While I think this can apply to all aspects of the gospel, I started this process with commandments. As a teenager, I thought it was very hard to keep track of a whole bunch of do’s and don’ts. When I became depressed as a teenager, the commandments that were supposed to help me become better were instead weapons wielded against me. These lists I gave myself, the should’s and should not’s, turned into angry voices telling me how weak I was, how I would never be good enough. Even as an adult, I am susceptible to the perfectionism that comes with trying to live the gospel and it inevitably leads to periods of depression. I feel myself torn between pushing through to keep up with what I’m supposed to do and just abandoning everything altogether. When this happens, I know it’s time to reevaluate. I need to ask myself why I’m doing this hard thing, is there a better way, what would make this easy.
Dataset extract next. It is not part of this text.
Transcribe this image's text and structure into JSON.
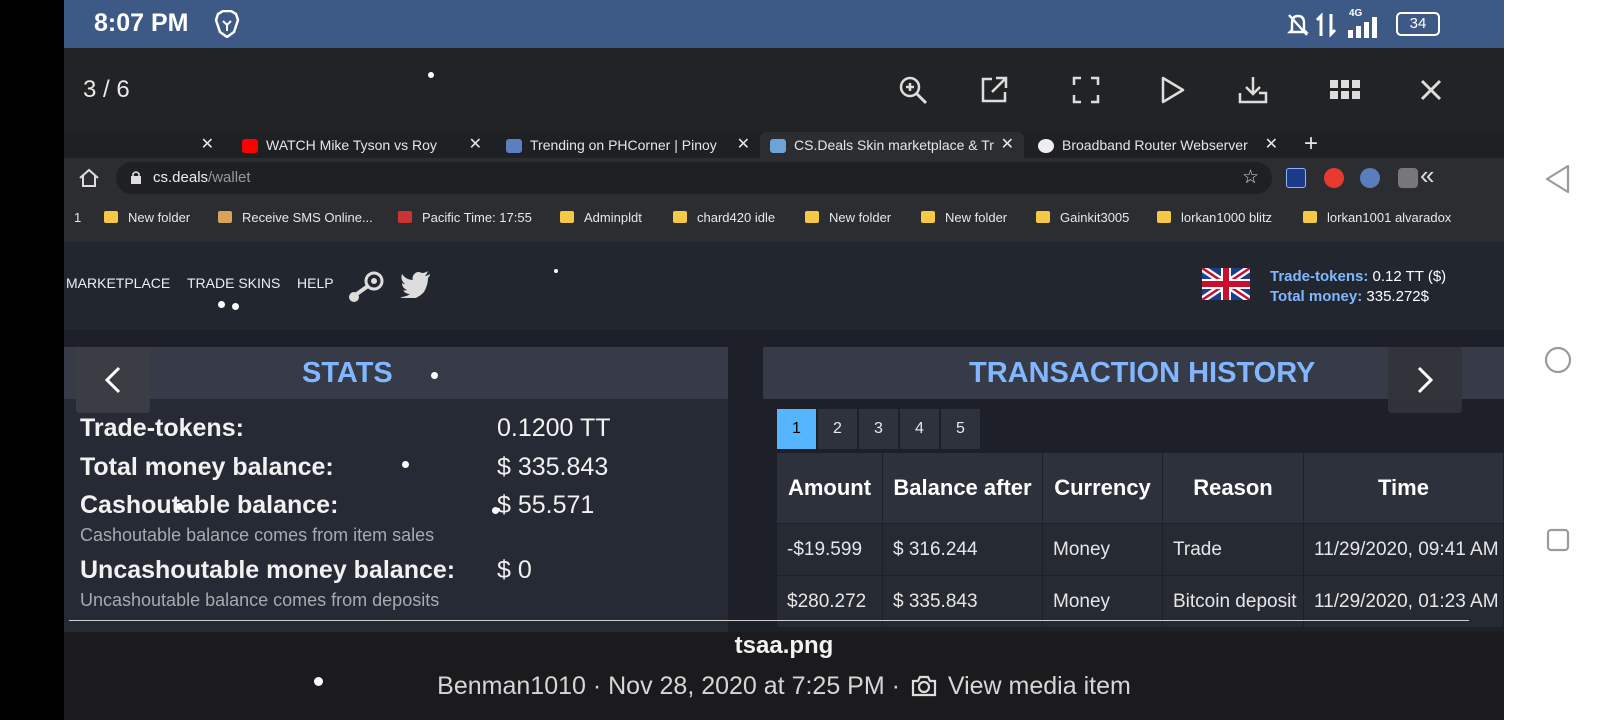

As I look back and think about what has become easy, what I’m still working on, and what I’ve thrown out I find that it centers around connection. The perfectionist and depressed side of me will use perceived failures as a way to sever any connection with the people around me, the Spirit, and my sense of self. Perfectionism makes me afraid to try something with new people because I might fail and embarrass myself. Perfectionism tells me the Spirit won’t come because I have failed. Perfectionism says that I am not right, I am broken. But when I find the Spirit anyway, I know that I’m loved, I’m doing fine, people are kind and forgiving, I’m never alone.

There is truth in the saying, “it takes effort for something to become effortless.” Building connections is not necessarily easy from the get-go. The easiest thing would be to quit entirely. But quitting has only made my depressions worse and then everything gets harder. The work of building and connecting always gets easier with the smallest amount of effort. Using commandments as a way to build connections makes everything easier.

We teach a lot about the purpose of God’s commandments and the benefits of keeping them. I think we need to be careful that we not allow perfectionism to stick in its ugly head. Keeping commandments connected to their true purpose will help us build the other connections we need. Why do you follow commandments? What purpose and goal do you have that helps you do hard things?